The Geneva Motor Show kicks off this week amid growing optimism for European automakers – but they're not popping open the champagne just yet.
Car sales in the region kicked off the first month of the year with a 6.7 percent increase over 2014 – the 17th straight month of gains in a row.
The European Central Bank's quantitative easing program is set to provide additional tailwinds for the sector, thanks to a weaker euro and an uptick in consumer sentiment. In another boon for the sector , the dramatic decline in oil prices is trickling down to lower prices at the pump, helping to drive demand for high-margin SUVs.
Despite the improving backdrop, manufacturers are keeping an eye on the uncertainty in Russia. Analysts expect the Russian market, once a high-growth haven, to slump further in 2015 after a 10 percent decline last year. The annual drop-off was exaggerated by a 24 percent dip in January after foreign brands rushed to raise prices on the back of the falling ruble.

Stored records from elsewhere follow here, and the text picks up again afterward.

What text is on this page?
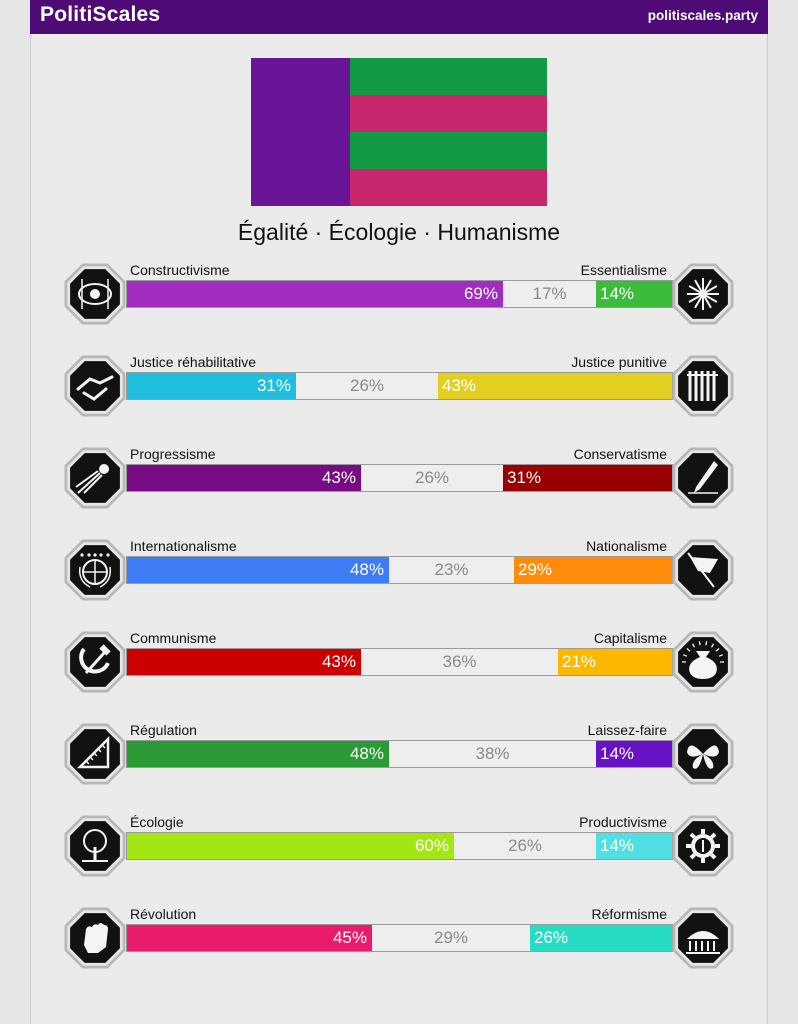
PolitiScales	politiscales.party
Égalité · Écologie · Humanisme
Constructivisme	Essentialisme
69%	17%	14%
Justice réhabilitative	Justice punitive
31%	26%	43%
Progressisme	Conservatisme
43%	26%	31%
Internationalisme	Nationalisme
48%	23%	29%
Communisme	Capitalisme
43%	36%	21%
Régulation	Laissez-faire
48%	38%	14%
Écologie	Productivisme
60%	26%	14%
Révolution	Réformisme
45%	29%	26%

"The size of the market contraction in Russia is the biggest wild card facing vehicle manufacturers across the European continent, if not the world, in 2015 and 2016," said Nigel Griffiths, chief automotive economist, IHS Automotive. The industry group expects Russian market sales to slump to just 1.8 million units in 2015, a 27 percent decline over last year and nearly 40 percent below the level in 2012. PwC, meanwhile, says the decline could be up to 35 percent.